In Wahrheit offenbarten sich darin substantielle Defizite. Probleme hat das deutsche Team nicht nur in der von vielerlei Abwesenheiten geprägten Innenverteidigung, sondern auch auf den Außenpositionen, die im heutigen Fußball ein hohes Anspruchsprofil erfüllen müssen. Die technischen und taktischen Beschränkungen des Linksverteidigers Nico Schulz lassen sich durch keine Redekunst bestreiten, Lukas Klostermann auf der anderen Seite veranschaulicht eine oft gehörte These des Bundestrainers: Ein guter Bundesligaspieler ist noch lange kein Auserwählter für internationale Spitzenpartien.

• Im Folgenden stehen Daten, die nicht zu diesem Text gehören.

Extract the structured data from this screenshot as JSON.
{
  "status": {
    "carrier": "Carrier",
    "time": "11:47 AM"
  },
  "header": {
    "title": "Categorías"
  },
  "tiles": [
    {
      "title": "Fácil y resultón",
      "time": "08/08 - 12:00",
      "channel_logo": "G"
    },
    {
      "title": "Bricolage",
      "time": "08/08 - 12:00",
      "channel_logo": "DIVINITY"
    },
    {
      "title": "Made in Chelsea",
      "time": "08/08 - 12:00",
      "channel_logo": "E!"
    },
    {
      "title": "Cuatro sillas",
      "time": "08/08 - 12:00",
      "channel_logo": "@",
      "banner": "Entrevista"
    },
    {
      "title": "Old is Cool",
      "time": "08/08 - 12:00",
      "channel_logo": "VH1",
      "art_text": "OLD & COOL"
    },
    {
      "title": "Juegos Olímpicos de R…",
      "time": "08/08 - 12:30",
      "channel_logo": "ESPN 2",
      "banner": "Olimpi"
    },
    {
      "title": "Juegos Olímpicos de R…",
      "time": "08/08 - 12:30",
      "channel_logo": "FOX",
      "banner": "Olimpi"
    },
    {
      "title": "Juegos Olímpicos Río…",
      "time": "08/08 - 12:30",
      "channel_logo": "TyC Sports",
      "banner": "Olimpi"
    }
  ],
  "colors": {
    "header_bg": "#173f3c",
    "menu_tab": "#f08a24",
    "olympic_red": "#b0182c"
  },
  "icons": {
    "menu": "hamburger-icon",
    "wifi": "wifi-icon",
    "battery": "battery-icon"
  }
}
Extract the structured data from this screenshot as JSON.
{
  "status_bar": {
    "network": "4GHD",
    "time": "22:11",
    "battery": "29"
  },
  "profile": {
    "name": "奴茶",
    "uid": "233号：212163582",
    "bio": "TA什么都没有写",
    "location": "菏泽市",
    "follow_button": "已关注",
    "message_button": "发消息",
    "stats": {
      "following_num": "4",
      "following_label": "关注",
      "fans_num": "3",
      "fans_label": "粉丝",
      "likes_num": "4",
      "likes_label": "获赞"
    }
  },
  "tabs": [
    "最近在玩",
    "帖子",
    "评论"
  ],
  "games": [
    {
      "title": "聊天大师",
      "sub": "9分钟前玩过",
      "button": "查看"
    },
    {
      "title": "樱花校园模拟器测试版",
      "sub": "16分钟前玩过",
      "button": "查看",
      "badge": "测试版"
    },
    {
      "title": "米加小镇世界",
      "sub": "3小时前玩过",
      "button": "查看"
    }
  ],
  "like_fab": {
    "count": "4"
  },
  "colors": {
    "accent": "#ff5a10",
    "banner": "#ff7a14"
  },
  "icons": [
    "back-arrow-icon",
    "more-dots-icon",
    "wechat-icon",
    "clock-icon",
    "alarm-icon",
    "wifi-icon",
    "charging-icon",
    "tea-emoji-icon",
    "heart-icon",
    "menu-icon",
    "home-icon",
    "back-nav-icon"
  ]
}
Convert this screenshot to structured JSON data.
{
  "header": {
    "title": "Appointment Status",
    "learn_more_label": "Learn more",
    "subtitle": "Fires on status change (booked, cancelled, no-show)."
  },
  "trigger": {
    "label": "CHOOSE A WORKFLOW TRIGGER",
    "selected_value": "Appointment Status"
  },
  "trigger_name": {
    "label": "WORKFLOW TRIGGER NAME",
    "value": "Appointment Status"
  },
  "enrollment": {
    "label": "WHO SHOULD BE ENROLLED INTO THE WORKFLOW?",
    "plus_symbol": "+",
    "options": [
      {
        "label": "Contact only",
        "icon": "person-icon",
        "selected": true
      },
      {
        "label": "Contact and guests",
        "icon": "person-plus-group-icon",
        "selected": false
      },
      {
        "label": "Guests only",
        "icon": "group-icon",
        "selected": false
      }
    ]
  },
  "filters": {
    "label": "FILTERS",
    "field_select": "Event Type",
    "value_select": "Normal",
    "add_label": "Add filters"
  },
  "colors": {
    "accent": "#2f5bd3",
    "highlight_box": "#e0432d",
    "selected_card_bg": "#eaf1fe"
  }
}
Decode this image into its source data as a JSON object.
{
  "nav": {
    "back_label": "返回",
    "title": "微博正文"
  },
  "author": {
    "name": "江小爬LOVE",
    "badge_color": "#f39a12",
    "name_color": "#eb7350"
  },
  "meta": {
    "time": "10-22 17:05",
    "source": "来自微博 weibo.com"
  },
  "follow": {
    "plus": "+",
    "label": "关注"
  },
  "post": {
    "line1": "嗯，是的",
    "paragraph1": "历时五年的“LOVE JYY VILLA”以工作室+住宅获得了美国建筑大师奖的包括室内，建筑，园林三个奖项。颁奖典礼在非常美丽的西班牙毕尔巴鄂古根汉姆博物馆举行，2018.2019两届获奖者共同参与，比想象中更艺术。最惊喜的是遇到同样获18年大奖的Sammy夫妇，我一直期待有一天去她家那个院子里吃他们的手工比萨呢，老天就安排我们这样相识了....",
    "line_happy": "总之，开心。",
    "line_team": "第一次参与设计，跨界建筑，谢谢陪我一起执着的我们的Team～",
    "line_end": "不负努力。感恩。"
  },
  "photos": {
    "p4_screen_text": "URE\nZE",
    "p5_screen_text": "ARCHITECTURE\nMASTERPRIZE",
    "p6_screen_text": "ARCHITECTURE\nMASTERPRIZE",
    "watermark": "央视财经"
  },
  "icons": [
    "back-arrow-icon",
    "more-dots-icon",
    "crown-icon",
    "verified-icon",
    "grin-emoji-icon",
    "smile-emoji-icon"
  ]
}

Zwischenzeitlich kam dann auch wieder die Sehnsucht nach dem schon lang vermissten Mittelstürmer auf. Kopfballgefahr entstand bloß dann, wenn Leon Goretzka in die Spitze vorstieß. Timo Werner hingegen ging mit seiner beinahe todsicheren Kopfballchance um wie ein Fußballer, der eine Zipfelmütze trägt. Andererseits ist der schnelle Angreifer mit seinen Begabungen ein typischer Vertreter dieses Ensembles, das noch lernt, die Generation der Weltmeister zu beerben. Versprechen werden daher nur unter Vorbehalt abgegeben: "Ich glaube", sagte Werner, "dass wir nicht mit stumpfen Waffen in die EM gehen."